The internet has helped the postal service with the online sales. You can't exactly digitally ship things purchased on ebay, Amazon, etc. If your scenario was having such a negative impact they would not have set a new record for shipments.
Eventually, you're right but not in the near term for several reasons:
1) The Internet isn't everywhere.
2) There are a lot of hangers on in the older generation that won't use it.
3) A lot of laws require that items be mailed "Certified Mail" or that disclosures be mailed out. To comply with arcane laws, you have to have a mail service.
4) You have a lot of smaller companies who just can't do e-billing.
As you can see...this time it was Congress' fault. What is the point of this legislation anyway?
On USPS.com, you can print stamps, get mailing supplies (boxes etc) and track your things you have mailed.
Unfortunately, it is YOU that is not keeping up with the advances the USPS is using. They are far ahead of UPS and FedEx in the small package area.
My opinion, the 3 Billion $ is a tax raising method for congress. You watch, they will start tapping the escrow fund to "help the needy" or some other crap.
I think the system will still be needed in future. All your points are valid, but you've named one of the key reasons the system is necessary. The internet.
More and more business will be conducted over the internet with postal services being the main interface between the customer and vendor following the on-line activity. Now it's true that most vendors use privatized delivery for excellent service, but there are many services that rely upon regular USPS for their business. Netflix and Gamefly for example.
I'm not saying that the USPS will stay open just for them alone. Still, you can see where "denial of service" on part of the privatized services (for lack of profit) may make the USPS mandatory in some areas.
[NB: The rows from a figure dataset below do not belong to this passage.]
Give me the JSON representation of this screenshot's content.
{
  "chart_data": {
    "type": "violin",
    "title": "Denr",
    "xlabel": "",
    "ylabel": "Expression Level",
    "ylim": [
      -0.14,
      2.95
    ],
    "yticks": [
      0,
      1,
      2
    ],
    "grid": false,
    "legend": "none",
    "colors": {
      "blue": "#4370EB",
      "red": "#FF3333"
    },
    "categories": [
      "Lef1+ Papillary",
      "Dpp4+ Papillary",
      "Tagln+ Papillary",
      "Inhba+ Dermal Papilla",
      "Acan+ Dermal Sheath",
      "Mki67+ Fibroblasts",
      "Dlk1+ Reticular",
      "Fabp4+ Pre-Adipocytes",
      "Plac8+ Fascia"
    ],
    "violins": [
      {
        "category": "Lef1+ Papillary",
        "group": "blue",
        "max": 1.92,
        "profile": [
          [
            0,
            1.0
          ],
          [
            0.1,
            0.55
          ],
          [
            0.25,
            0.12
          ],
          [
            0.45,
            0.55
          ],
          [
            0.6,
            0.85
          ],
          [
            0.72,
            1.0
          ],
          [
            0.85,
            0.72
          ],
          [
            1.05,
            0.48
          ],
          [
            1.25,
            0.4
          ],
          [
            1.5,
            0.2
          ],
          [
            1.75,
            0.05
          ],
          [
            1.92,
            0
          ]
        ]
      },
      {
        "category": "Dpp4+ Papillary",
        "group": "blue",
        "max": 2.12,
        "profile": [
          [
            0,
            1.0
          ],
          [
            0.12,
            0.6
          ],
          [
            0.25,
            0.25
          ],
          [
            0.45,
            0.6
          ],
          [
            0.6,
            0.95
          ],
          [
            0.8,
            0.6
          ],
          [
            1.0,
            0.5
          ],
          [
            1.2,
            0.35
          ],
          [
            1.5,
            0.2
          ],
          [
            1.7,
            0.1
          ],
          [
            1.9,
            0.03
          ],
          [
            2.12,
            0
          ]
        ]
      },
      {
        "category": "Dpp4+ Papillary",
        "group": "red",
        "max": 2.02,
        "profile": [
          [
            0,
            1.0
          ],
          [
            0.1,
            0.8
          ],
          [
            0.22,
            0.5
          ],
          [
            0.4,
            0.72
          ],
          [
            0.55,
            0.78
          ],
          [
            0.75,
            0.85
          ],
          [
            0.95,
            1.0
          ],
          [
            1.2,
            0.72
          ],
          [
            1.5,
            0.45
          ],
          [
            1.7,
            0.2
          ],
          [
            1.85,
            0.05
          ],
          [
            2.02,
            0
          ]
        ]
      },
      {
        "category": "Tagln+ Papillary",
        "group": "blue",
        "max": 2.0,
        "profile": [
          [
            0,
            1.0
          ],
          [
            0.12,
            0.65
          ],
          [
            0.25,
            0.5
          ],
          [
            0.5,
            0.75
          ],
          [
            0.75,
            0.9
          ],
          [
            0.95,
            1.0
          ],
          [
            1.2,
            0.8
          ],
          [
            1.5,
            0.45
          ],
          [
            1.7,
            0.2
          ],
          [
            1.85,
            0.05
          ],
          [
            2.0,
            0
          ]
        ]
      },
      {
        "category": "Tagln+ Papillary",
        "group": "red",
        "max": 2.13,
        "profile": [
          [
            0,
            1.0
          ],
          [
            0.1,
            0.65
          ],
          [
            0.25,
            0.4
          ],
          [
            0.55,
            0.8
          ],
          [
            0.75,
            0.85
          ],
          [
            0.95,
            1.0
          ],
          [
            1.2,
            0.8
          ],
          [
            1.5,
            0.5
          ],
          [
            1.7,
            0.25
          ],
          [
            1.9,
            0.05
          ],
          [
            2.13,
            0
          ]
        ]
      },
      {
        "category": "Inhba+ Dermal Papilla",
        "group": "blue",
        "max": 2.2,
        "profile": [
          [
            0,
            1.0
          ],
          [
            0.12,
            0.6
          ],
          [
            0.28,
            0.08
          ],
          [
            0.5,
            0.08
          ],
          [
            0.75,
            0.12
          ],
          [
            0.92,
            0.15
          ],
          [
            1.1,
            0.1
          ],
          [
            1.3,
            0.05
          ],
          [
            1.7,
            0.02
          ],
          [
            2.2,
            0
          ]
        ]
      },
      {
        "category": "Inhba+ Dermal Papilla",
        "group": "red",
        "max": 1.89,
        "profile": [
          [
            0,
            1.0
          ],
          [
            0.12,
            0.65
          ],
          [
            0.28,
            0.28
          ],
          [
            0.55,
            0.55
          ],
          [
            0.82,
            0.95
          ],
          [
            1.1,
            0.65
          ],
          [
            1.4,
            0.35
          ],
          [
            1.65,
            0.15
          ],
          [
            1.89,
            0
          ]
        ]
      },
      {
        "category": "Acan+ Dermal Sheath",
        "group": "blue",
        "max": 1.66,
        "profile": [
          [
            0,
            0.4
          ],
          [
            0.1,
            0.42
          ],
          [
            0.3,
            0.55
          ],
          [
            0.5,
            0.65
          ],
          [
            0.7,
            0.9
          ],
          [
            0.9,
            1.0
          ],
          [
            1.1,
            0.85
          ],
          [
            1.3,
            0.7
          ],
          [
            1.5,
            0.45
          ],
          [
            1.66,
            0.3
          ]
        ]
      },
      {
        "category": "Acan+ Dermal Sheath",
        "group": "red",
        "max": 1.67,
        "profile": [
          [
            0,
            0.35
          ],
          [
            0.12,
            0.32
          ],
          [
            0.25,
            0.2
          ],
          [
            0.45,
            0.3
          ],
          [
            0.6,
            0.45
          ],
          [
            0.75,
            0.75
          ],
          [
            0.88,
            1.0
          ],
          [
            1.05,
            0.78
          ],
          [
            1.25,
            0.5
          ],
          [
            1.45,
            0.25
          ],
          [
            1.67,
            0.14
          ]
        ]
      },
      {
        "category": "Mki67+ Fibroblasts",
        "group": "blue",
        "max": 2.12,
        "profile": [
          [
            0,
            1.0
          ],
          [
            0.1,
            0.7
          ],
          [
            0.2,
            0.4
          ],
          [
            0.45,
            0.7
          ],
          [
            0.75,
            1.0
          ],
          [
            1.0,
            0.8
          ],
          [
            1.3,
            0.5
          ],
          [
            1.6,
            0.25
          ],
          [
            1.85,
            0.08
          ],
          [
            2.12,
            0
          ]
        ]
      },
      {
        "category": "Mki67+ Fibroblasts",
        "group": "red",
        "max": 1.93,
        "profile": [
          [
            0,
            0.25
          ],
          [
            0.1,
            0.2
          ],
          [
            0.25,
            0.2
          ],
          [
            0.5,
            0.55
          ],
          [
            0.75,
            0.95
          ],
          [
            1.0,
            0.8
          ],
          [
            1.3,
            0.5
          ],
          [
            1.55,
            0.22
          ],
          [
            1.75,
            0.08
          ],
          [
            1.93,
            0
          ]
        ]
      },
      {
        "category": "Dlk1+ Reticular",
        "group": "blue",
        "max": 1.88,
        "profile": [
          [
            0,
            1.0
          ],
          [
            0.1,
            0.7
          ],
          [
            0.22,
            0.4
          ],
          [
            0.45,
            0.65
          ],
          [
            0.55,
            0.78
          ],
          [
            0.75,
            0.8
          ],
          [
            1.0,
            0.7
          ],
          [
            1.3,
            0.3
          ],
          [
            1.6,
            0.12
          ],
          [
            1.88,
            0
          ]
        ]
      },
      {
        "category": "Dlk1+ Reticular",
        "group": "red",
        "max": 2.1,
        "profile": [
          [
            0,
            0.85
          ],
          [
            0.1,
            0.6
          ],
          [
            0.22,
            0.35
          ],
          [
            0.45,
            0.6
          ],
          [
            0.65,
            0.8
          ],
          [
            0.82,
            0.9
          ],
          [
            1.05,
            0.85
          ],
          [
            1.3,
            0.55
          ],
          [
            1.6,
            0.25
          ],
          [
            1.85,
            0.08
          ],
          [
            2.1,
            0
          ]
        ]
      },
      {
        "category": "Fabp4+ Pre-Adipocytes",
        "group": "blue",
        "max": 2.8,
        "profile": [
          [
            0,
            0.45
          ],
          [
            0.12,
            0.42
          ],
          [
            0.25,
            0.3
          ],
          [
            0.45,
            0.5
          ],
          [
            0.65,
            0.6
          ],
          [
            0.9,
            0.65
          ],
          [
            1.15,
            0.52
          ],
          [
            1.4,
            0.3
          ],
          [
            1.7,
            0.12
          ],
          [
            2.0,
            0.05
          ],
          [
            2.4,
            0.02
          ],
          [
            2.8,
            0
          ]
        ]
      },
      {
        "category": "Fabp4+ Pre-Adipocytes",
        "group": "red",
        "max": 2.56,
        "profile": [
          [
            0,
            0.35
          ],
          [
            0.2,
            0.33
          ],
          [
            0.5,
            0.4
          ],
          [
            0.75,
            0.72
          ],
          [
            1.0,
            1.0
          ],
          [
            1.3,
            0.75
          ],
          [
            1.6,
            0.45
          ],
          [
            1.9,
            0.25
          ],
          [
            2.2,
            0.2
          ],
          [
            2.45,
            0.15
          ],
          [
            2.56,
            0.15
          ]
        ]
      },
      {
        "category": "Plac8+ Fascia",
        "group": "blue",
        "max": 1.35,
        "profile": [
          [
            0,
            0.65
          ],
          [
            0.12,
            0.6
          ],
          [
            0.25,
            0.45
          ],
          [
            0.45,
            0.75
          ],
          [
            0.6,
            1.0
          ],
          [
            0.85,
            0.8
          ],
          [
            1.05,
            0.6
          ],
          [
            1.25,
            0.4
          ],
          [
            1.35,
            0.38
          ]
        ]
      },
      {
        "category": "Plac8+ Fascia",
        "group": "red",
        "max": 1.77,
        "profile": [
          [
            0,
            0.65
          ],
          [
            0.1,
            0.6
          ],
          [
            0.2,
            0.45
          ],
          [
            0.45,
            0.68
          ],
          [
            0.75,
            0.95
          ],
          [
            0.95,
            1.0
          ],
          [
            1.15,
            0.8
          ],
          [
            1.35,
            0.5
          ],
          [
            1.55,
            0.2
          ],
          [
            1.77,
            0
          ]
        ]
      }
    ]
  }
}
There's still a need in many cases, I don't see it changing in the future.
OTOH, the points you listed will certainly make the USPS leaner and hopefully more competative.
Maybe we should be them in charge of social security.
I have to hand it to the chief for making the PO profitable again. Seems ridiculous for that entity not to be able to make a profit.
"'We kept our focus on the customer for the past four years,' said Potter. 'It has paid off in record revenues, record volumes, and positive customer satisfaction ratings.'"
I have been treated much better in the last few years by postal employees than during the dark days before, when they were usually pretty snarky, if not completely obstructive. I still, however, am in shock when a postal worker treats me well and courteously at the counter. Maybe it's time to realize this change isn't transient.
I thought it was just me! LA really is a blackhole for the USPS.
Fedex, UPS, and DHL will provide tracking for no charge, pickup until delivery. USPS charges extra for tracking, which is usually a day behind and gives no usueful info. To ship a package, the Post Office would be my last choice.
The Congress wants the USPS to help finance the budget deficit of the U.S. government.
Congress has no doubt required the USPS to invest its budget surpluses in federal government debt obligations.